Hasan Çelik/TÜRK USA NEWS
New York’un kalabalık sokaklarında her hafta tekrarlanan sessiz bir iyilik hareketi, kentin çehresine insanlık katıyor. Manhattan’daki Ali Baba restoranı, her çarşamba günü yalnızca yemek sunmuyor; umut, şefkat ve dayanışma da ikram ediyor. “Ali Baba Ailesi” olarak anılan gönüllüler topluluğu, evsizlere ve göçmenlere sıcak yemek dağıtarak kent yaşamının görünmeyen yüzlerine yürekten dokunuyor.
Gönüllülerden biri, bu faaliyetin felsefesini şu sözlerle özetliyor: “Bu iş işle ilgili değil. Bu insanlık hakkında.” Gerçekten de, her çarşamba kurulan bu sofralar yalnızca fiziksel bir ihtiyacı karşılamıyor; insan olmanın, birlikte var olmanın ve paylaşmanın en saf örneğini sunuyor.
Yemek Değil, Umut Dağıtıyorlar
Ali Baba Ailesi’nin bu çabası, klasik anlamda bir yardım faaliyeti olmanın ötesinde, toplumsal farkındalığın canlı bir örneği. Ekip, “Hayatta ne kazandığın değil, ne verdiğin önemlidir” anlayışıyla hareket ediyor. Bu yüzden de hiçbir maddi karşılık beklemeden, gönülden gelen bir hizmet sunuyorlar. İnançlarına göre; sevgiyle verilen her şeyin karşılığı, bir şekilde geri dönüyor.
Göçmenler için bu sofralar, yeni bir ülkeye alışma sürecinde hissedilen yalnızlığı hafifletiyor. Evsizler içinse, unutulmadıklarını hissettiren, güven ve haysiyetin yeniden yeşerdiği bir alan haline geliyor.
Ali Baba Ailesi: Toplumsal Bir Hareketin Adı
Bu sosyal girişim ilk başladığında yalnızca birkaç kişiye ulaşmayı hedefliyordu. Ancak zamanla büyüyerek bir topluluk hareketine dönüştü. Her hafta farklı yaşlardan, kültürlerden ve mesleklerden insanlar gönüllü olarak destek veriyor.
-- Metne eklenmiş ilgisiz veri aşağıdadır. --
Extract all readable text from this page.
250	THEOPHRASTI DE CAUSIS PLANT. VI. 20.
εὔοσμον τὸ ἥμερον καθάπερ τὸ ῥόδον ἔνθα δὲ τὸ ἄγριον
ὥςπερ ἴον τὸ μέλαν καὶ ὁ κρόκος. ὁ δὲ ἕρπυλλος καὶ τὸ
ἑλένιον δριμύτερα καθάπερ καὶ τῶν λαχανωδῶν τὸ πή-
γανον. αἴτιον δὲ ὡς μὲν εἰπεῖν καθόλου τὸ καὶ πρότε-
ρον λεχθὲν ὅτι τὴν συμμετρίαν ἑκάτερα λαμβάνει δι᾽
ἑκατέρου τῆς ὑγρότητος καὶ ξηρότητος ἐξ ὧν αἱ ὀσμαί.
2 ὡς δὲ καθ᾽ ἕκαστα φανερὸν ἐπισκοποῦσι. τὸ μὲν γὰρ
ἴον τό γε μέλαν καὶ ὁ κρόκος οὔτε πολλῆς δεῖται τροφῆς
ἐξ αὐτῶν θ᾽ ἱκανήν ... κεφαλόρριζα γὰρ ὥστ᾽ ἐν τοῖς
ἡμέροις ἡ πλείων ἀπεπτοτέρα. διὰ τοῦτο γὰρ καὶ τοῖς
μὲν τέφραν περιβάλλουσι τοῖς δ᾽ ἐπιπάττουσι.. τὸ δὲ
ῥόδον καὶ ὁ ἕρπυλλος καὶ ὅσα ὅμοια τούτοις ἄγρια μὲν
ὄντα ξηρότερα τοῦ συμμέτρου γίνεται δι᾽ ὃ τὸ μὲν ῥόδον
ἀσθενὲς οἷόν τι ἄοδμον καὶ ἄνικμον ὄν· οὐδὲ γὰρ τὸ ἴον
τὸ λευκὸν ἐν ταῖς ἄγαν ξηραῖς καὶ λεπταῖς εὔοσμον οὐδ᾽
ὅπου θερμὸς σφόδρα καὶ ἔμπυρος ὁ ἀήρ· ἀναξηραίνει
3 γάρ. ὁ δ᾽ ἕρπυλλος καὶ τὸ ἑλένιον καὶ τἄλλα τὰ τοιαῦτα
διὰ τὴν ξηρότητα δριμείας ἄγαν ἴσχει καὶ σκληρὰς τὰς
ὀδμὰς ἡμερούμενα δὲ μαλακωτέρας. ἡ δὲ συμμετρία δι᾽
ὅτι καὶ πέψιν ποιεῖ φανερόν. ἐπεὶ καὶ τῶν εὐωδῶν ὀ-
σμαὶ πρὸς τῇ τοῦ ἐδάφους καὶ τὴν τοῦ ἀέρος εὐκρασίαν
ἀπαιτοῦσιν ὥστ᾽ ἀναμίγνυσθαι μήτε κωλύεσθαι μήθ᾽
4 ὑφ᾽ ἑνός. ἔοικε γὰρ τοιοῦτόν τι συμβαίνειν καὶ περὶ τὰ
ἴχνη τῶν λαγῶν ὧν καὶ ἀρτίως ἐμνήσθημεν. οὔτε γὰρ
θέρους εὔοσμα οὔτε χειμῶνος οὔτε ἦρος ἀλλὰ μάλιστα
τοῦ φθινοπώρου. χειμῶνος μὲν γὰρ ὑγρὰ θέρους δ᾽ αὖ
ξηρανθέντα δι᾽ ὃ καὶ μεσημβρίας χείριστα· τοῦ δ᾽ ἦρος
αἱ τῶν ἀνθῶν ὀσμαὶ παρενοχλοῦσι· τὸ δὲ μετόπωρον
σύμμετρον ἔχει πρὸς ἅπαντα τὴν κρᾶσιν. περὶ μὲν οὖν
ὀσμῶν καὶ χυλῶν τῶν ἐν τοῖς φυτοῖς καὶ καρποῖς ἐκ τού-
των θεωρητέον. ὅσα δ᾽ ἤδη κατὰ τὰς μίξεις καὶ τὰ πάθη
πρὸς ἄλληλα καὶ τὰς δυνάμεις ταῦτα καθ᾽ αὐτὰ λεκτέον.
Kimisi yemek pişiriyor, kimisi dağıtım yapıyor, kimisi yalnızca gülümseyerek destek oluyor.
“Biz sadece yemek vermiyoruz,” diyen gönüllüler, “iyilik, umut ve saygı sunuyoruz” diyerek yaptıkları işi tanımlıyor. Her çarşamba yinelenen bu paylaşım kültürü, bu hareketin neden başladığını ve neden devam ettiğini hatırlatıyor.
Topluma Açık Davet: Şefkat Zincirine Katılın
Ali Baba Ailesi, bu gönül hareketini daha da büyütmek amacıyla topluma açık bir çağrıda bulunuyor. Gönüllüler, “Sizi bu şefkat yolculuğuna davet ediyoruz. Gelin, bir tebessümle değişime ortak olun. Çünkü birlikte, bu dünyayı daha yaşanabilir kılabiliriz—her seferinde bir tabakla” sözleriyle herkesi davet ediyor.
Bu çağrı, sadece yardım etmek isteyenlere değil; toplumsal sorumluluk almak, dayanışmanın parçası olmak ve anlamlı bir aidiyet hissi arayan herkese yöneltiliyor. Zira bazen dünyayı değiştirmek için büyük adımlar değil, küçük bir tabak yemek ve samimi bir gülümseme yeterlidir.